One word no one would apply to my net worth at the time was “high.” Given my relatively paltry finances, I knew I didn’t belong with the agents who prided themselves as being advisors to the rich. That would be a sure way to be a small fish in a big pond.

It was only when I received a brochure in the mail from an agent who stated, with pride, “Serving those on the Way Up, With Grand Ambitions and Small Budgets,” that I believed I had found my advisor. And after a single meeting at my kitchen table, with this 40-ish gentleman identifying and expressing my dreams and concerns better than I could hope to do, I knew he was the financial ally I was seeking.

As it turned out, he had intentionally staked his future on the future of young people like me, with modest means but the determination to join the ranks of the high-net-worth elite post haste. It wasn’t only that he was willing to serve us; he built his personal brand around what we were, what we needed and where we were going.

How can you accomplish the same for yourself? For the specific brand you chose to establish? Here’s a checklist:

1. Identify the market in which you want to stake your strongest position.

2. Develop a skill set that provides this group with expert information, strategies and techniques they are unlikely to discover from those who have not built a stake in this market.

3. Build a profile in the media that establishes your credentials.
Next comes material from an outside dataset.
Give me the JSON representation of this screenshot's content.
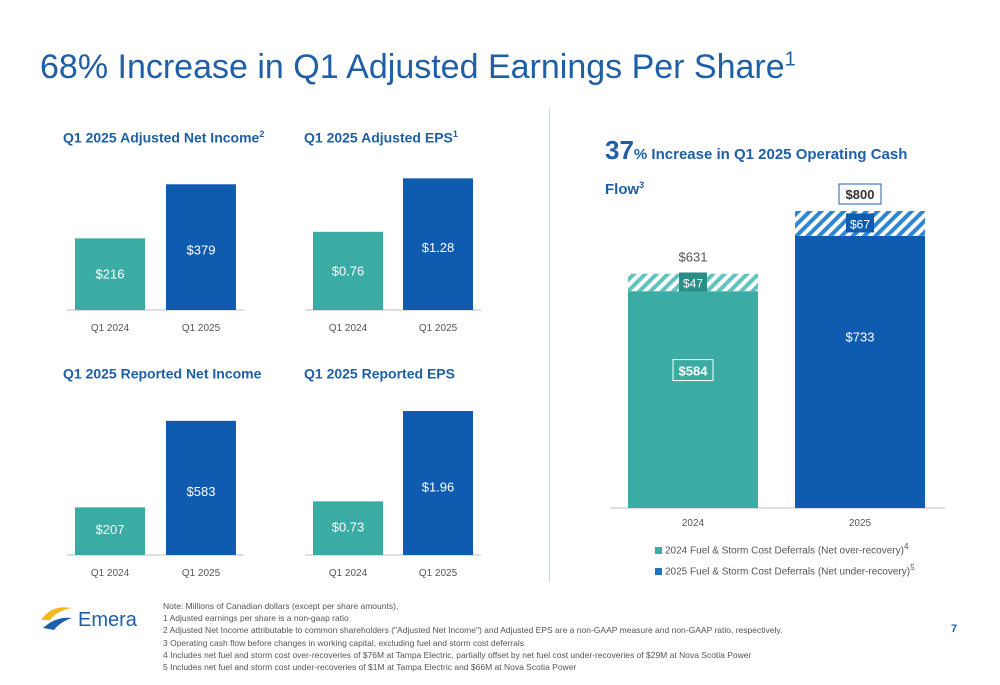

Write articles. Seek to provide expert advice on the broadcast media. Develop a website that avoids the all-too-common generalist language and that stays deeply focused on the core of your brand differentiator.

4. Send constant information updates focused on your branded expertise to your client and prospect base. In time, if the content is good and on target, it will be spread virally, as will your business volume.

Time to act

So you never thought of yourself as a brand. Now you have something new and powerful to contemplate–and to act on.

It is often the difference between the elite and everyone else.